Last night I joined some friends and attended Heather Raffo’s 9 Parts of Desire at Chicago’s Museum of Contemporary Art. I went, rather oblivious as to what we were going to see, and I came away realizing how big the world is and how little I really know of it here in my sheltered Oak Park, Illinois, life.
Raffo’s play is a one-woman show of 9 monologues, inspired by a 1993 trip to Iraq. During that trip she saw huge portraits of Saddham Hussein and a painting of a nude woman as a tree. Wanting to learn more about the artist, she began interviewing her and then other Iraqi women. Their stories were woven into the 90 minute show. Raffo portrays, among others, a painter, a Bedouin, a woman who mourns the deaths of her family in a bunker, a doctor, and an expatriot living in London. Each character is vividly drawn with her own posture and appearance, verbal cadences and dialects. Raffo is amazing, often funny, often heart-breaking.
The set Raffo moves around on consists of slabs of broken concrete, a partial Iraqi doorway boarded up, pieces of mosaic on the wall and mosaic patterned lineolium on the floor, a pool of water representing the river, bright yellow sandbags, and other debris, all surrounded by bare scaffolding, mood lighting, and huge plastic tarps. It is a world of both survival and destruction.

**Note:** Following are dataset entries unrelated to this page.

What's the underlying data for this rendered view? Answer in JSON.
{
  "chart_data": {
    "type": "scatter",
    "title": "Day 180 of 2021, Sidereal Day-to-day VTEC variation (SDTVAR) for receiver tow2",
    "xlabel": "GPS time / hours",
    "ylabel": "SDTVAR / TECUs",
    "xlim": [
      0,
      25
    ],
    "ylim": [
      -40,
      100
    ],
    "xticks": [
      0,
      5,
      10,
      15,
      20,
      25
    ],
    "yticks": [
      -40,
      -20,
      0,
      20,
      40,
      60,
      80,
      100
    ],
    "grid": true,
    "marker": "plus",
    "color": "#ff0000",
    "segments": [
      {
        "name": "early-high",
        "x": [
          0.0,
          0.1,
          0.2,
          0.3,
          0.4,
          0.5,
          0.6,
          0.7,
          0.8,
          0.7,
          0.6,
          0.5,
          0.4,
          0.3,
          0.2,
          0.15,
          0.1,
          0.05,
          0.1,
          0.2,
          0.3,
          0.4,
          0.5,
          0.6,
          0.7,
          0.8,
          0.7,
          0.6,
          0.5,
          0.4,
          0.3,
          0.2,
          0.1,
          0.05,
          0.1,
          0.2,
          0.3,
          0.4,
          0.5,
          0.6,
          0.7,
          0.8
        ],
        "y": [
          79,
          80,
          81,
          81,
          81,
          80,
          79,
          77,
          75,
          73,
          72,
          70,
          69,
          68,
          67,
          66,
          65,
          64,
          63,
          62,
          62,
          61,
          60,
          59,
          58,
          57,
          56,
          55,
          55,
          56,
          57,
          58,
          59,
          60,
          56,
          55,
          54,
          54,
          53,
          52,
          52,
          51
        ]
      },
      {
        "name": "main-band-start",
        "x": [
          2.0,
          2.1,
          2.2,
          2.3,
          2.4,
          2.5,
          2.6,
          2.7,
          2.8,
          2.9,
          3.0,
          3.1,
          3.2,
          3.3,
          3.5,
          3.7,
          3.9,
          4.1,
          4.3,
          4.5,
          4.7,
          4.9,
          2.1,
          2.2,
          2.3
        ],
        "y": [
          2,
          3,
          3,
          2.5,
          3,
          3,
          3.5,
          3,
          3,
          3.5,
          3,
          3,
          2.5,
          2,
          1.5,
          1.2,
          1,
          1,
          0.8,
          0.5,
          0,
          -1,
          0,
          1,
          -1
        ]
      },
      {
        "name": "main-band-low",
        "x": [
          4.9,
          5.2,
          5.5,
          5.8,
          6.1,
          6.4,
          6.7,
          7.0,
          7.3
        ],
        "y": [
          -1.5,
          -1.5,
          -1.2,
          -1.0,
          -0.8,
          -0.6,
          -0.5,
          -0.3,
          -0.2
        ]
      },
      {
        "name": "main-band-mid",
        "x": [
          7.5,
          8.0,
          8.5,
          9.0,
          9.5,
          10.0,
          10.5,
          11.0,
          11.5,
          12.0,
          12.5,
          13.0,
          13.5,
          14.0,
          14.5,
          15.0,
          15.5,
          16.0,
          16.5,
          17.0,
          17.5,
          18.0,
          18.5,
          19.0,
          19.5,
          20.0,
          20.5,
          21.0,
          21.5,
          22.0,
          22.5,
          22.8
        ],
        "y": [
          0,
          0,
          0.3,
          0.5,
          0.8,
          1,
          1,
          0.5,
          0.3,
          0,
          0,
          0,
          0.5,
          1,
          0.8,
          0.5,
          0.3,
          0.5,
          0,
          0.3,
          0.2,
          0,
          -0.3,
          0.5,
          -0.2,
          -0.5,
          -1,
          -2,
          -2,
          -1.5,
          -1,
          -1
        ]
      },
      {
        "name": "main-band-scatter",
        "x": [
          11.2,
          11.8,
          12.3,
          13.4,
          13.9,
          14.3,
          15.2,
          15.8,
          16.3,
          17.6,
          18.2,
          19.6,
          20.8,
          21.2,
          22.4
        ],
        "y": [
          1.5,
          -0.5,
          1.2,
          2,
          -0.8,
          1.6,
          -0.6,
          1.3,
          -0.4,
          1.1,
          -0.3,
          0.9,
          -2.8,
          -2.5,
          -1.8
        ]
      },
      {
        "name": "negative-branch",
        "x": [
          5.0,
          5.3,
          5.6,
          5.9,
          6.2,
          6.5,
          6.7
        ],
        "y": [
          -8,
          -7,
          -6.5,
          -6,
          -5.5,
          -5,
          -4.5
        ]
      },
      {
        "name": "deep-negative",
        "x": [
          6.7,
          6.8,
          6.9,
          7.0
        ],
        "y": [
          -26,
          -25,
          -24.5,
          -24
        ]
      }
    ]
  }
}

I was amazed by what I learned. One of the descriptions that astonished me were the genetic defects Raffo’s doctor describes—children born with two heads, ten year old girls developing breast cancer. [In 1991, according to an online source, the United States and Persian Gulf War allies blasted vehicles with armor-piercing shells made of depleted uranium as the Iraqis retreated from Kuwait.] Some sources speak of Iraq as another Chernobyl. Another source speaks of a baby with a head growing out its head and others with intestines growing outside the body.
Another character describes how Saddam’s henchmen had to learn to torture and cull crueltry from watching films. Torture, she says, is a learned behavior. She describes how young girls were kidnapped, raped, called prostitutes and then beheaded. Another character describes how an imprisioned woman is punished for menstruating by being hung upside down. Her three year old child is brought to outside her cell and put in a bag with hungry cats. The babies screams are recorded to play for the father who is locked away in another cell.
All evening I was reminded of Vladmir’s line in “Waiting for Godot”: Was I sleeping while others suffered? Am I sleeping now? Tomorrow when I wake, or think I do, what will I say of today? That with Estragon my friend I waited for Godot. … But in all that what truth will there be? We give birth astride of the grave, the light gleams an instant and then it’s night once more. I can’t go. What have I said?
I consider myself a literate person, but how could all that epic suffering have not penetrated my safe cocoon.
One of my friends commented as we left, “I feel assaulted.” I did too… and emotionally drained. But if I were to judge how much I learned about the Iraqi female experience, the performance was an incredible experience. The show has only a run until May 18, but I urge you to experience it. If not, check out Raffo’s webpage and get the book or audio version of the play. I am definitely considering it as one of the works to teach next year.